Fino ad oggi la partita oncologica e della ricerca si è giocata infatti esclusivamente sul modello istologico, che prevede sede del tumore, presenza o meno di marcatori/mutazioni genetiche, sviluppo di target therapy. Tuttavia, la progressiva disponibilità di test di profilazione genomica, i Next Generation Sequencing (NGS), che possono analizzare fino a 300 mutazioni genetiche in una sola analisi, ha aperto di fatto la strada al “modello mutazionale” che affianca ed integra il modello istologico.
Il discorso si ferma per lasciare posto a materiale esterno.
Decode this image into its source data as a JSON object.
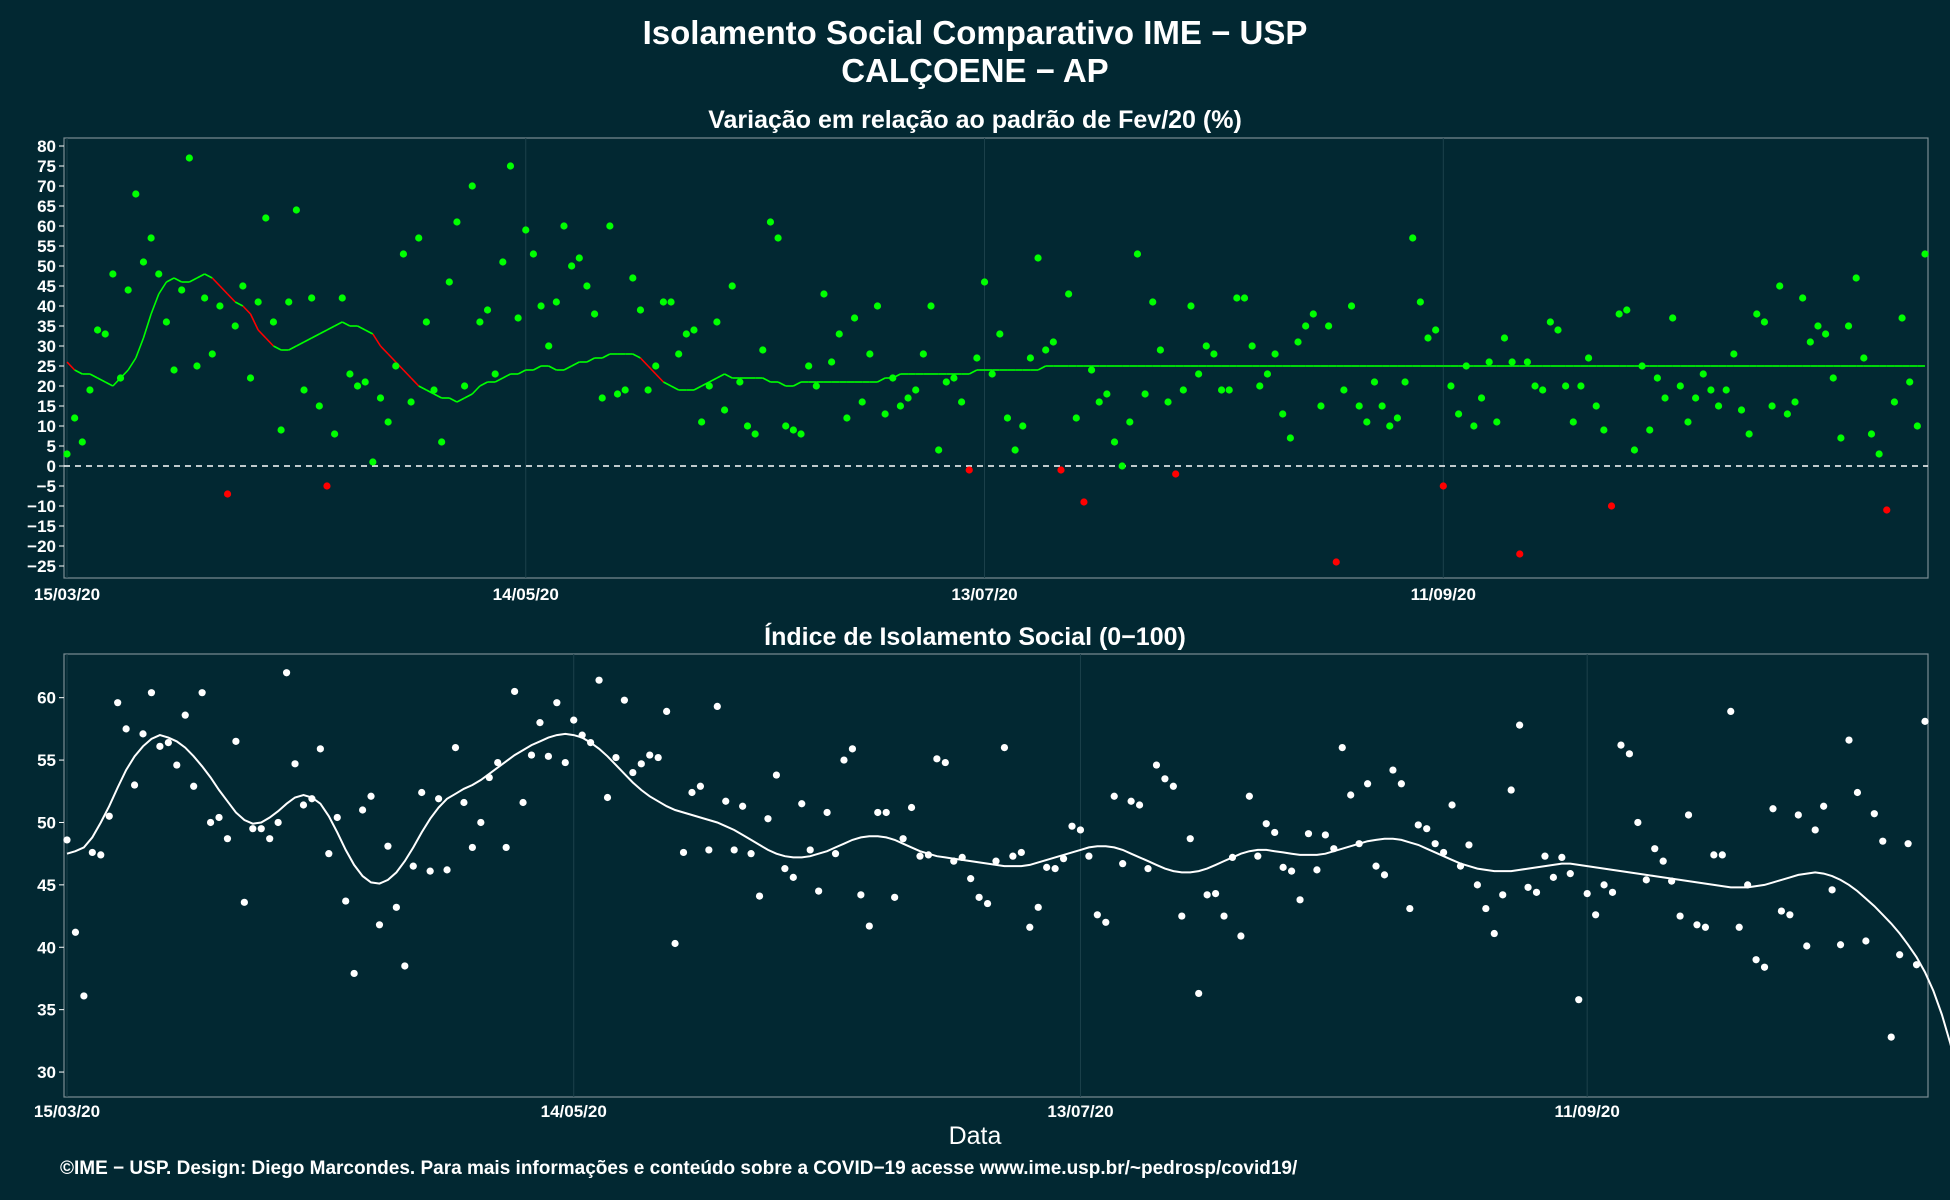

Era il 12 ottobre 2017 quando nella sezione Perspective del New England Journal of Medicine usciva l’articolo “First FDA approval Agnostic of Cancer Site – When a Biomarker Definies The Indication”, che di fatto inaugurava la fase mutazionale in Oncologia.

«Per la prima volta veniva comunicata l’approvazione di farmaci attivi su una mutazione indipendentemente dalla sede del tumore, dal sesso e dall’età – dichiara Nello Martini, Presidente Fondazione Ricerca e Salute (ReS) – Non sono più tanto la localizzazione del tumore e la sua istologia, ma le mutazioni genomiche individuate a determinare il processo decisionale e quindi la scelta della terapia. Ciò comporta un cambiamento radicale nel paradigma dell’Oncologia, che dà il segnale dell’avvento di un nuovo modello che non si contrappone a né azzera il precedente modello terapeutico, ma che si integra con esso».

Emerge, dunque, un modello mutazionale che si fonda sulla mutazione genetica, differenziandosi dal modello istologico che fino ad ora ha governato la ricerca clinica, le decisioni regolatorie e la pratica oncologica.

La governance dei nuovi farmaci oncologici del modello mutazionale deve essere molto rigorosa, con indicazioni da riservare ai pazienti oncologici in cui la profilazione genomica e i nuovi farmaci devono avere un valore terapeutico aggiuntivo e offrire una nuova opportunità di cura, con particolare riferimento ai tumori rari e ai pazienti che hanno esaurito le linee di trattamenti attuali.

«L’accesso dei malati alla medicina personalizzata, efficace dal punto di vista clinico e finanziariamente sostenibile, presenta purtroppo anche in Italia numerose e spesso insuperabili criticità – sottolinea Francesco De Lorenzo, Presidente FAVO – Federazione delle Associazioni di Volontariato in Oncologia – Ciò perché richiede in maniera imprescindibile l’attivazione di Gruppi interdisciplinari, in cui siano integrate diverse competenze. In aggiunta, dall’impetuoso sviluppo della genomica scaturiscono nuove esigenze che impongono un continuo adeguamento del quadro di riferimento normativo, che richiede lo sviluppo di politiche orientate sui pazienti e quindi anche la conseguente responsabilizzazione delle Associazioni dei malati e l’integrazione dei loro punti di vista nei processi di regolamentazione. La medicina di precisione rappresenta oggi un salvavita e pertanto ogni ritardo regolamentare, infrastrutturale e organizzativo deve far riflettere Governo, Ministeri competenti e Regioni sulle rispettive responsabilità che vanno assumendosi».